Bir de Yasin Börü gibi gencecik yavruların da aralarında bulunduğu, toprağa verdiğimiz 37 can var.
O yüzden bitti o güzelleme günleri. Çarpıtma, saptırma ve hedef şaşırtma faaliyetleri başladı. Haklarında 38 kere ağırlaştırılmış müebbet ve 19 bin 680 yıl hapis cezası istenen bir davanın ana sanıklarından olan Selahattin Demirtaş için nasıl bir güzelleme yapılabilir ki?
Şartlar değişince, Selahattin Demirtaş da davanın ilk günü kameraya tuttuğu "128 milyar dolar nerede?" yazılı kağıtla boy gösterdi.
Şaka gibi...
PKK terör örgütü üyesi olmakla suçlanan, aynı zamanda terör tutuklu ve hükümlüsü olan Demirtaş, hafiyeliğe soyundu; kayıp olduğu iddia edilen Türkiye'nin milyarlarının peşine düştü. Ortada olmayan bir para ve üretilen bir iddia olunca peşine düşer tabii. Ama hiçbir işe yaramaz, sadece toplum içinde alay konusu olduğu ile kalır!
Bitti, yaldızlar dökülüyor artık!
Şehit ve gazi yakınları, cezaevi önünde ve duruşma salonunun dışında sloganlar atıyorlar:
-Terörist Selo, terörist Selo...
Türkiye Gaziler ve Şehit Aileleri Vakfı Başkanı Lokman Aylar da "Devletimize başkaldıran herkes bedelini ödeyecektir" diyor.

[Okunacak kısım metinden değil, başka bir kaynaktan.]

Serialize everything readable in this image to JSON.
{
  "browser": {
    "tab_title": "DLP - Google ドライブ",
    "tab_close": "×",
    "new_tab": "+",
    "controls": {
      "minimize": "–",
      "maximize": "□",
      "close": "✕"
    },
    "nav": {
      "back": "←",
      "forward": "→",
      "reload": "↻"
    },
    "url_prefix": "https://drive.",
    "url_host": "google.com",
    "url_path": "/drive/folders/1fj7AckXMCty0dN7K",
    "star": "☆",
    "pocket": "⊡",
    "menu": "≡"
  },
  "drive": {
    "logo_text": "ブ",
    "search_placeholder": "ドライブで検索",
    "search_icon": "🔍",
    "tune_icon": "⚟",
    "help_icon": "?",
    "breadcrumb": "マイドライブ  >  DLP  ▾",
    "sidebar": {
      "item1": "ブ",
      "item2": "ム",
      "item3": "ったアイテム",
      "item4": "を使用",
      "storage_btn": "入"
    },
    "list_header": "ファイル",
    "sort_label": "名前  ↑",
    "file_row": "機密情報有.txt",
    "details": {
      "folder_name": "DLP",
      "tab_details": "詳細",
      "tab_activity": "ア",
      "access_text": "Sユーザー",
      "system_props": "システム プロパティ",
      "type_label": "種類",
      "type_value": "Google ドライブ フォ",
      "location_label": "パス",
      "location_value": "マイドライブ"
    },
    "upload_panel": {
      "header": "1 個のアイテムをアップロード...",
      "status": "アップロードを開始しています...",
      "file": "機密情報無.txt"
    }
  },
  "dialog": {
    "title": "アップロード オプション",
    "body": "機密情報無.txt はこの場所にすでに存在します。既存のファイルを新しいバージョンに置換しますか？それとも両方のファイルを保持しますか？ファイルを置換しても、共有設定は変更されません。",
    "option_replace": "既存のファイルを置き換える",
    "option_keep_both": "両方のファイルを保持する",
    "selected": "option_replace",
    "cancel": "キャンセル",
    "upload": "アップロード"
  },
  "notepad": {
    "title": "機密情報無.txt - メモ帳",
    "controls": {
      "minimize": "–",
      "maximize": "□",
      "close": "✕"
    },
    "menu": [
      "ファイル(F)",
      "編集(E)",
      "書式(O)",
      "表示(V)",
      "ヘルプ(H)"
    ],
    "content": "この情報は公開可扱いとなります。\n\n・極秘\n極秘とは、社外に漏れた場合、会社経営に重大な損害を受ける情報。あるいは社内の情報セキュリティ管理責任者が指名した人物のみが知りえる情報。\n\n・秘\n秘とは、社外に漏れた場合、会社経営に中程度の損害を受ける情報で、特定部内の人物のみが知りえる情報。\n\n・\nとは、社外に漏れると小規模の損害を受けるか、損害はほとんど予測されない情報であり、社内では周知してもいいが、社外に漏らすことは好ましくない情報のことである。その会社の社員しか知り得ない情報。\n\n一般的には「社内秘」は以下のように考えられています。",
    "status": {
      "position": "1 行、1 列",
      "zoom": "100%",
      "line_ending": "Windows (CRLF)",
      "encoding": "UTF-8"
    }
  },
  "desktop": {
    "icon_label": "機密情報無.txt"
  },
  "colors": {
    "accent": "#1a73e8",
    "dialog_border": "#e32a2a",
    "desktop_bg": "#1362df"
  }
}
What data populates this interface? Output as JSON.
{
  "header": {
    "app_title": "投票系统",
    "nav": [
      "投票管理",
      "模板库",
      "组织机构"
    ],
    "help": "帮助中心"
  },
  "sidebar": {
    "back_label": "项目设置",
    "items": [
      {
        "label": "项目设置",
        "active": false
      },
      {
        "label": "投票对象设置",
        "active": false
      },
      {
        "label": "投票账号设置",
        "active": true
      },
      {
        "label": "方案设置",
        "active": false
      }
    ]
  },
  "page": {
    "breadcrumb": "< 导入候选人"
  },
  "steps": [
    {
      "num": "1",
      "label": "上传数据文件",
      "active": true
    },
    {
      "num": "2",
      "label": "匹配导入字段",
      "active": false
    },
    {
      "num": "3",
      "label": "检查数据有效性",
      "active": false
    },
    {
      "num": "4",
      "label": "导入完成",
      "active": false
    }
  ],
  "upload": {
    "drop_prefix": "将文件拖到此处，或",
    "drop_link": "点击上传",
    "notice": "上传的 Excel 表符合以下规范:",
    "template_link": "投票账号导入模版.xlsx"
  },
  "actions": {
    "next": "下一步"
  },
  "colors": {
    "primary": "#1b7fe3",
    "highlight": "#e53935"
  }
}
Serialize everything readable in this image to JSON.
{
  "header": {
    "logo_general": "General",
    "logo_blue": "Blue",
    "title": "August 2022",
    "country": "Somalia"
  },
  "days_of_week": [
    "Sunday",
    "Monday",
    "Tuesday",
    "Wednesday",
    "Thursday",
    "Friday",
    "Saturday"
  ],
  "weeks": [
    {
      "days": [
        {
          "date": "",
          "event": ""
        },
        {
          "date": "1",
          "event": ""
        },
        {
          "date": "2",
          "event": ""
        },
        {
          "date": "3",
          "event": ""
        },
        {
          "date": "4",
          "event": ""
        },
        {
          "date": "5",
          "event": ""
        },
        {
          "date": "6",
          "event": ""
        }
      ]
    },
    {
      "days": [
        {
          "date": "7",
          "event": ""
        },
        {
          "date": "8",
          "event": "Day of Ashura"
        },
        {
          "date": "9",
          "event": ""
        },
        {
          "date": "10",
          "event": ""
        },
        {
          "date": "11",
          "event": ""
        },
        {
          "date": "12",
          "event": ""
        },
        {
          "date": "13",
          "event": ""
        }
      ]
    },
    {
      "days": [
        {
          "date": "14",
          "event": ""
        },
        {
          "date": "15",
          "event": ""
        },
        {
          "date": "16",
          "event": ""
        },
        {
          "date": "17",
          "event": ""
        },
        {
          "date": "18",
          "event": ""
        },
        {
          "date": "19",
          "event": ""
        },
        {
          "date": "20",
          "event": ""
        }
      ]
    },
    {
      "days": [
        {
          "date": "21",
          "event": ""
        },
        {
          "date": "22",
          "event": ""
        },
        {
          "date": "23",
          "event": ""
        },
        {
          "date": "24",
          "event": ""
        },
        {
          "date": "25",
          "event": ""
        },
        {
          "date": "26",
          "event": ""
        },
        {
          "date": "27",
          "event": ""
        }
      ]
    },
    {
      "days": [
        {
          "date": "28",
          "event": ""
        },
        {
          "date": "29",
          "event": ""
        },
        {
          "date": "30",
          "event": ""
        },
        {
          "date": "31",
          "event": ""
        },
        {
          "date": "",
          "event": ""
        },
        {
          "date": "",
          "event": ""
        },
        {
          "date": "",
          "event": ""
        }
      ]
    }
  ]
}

Diyarbakır Anneleri, gazi ve şehit ailelerinin feryatları, bunların algı operasyonlarını bastırıyor artık. İçte ve dışta ciddi bir terör temizliği yapılırken, hukuk da işliyor. Durum bu olunca mazlumların sesi daha gür ve etkili çıkıyor.
"Ama bu Selo da güzel bağlama çalıyor" dönemi geride kaldı artık!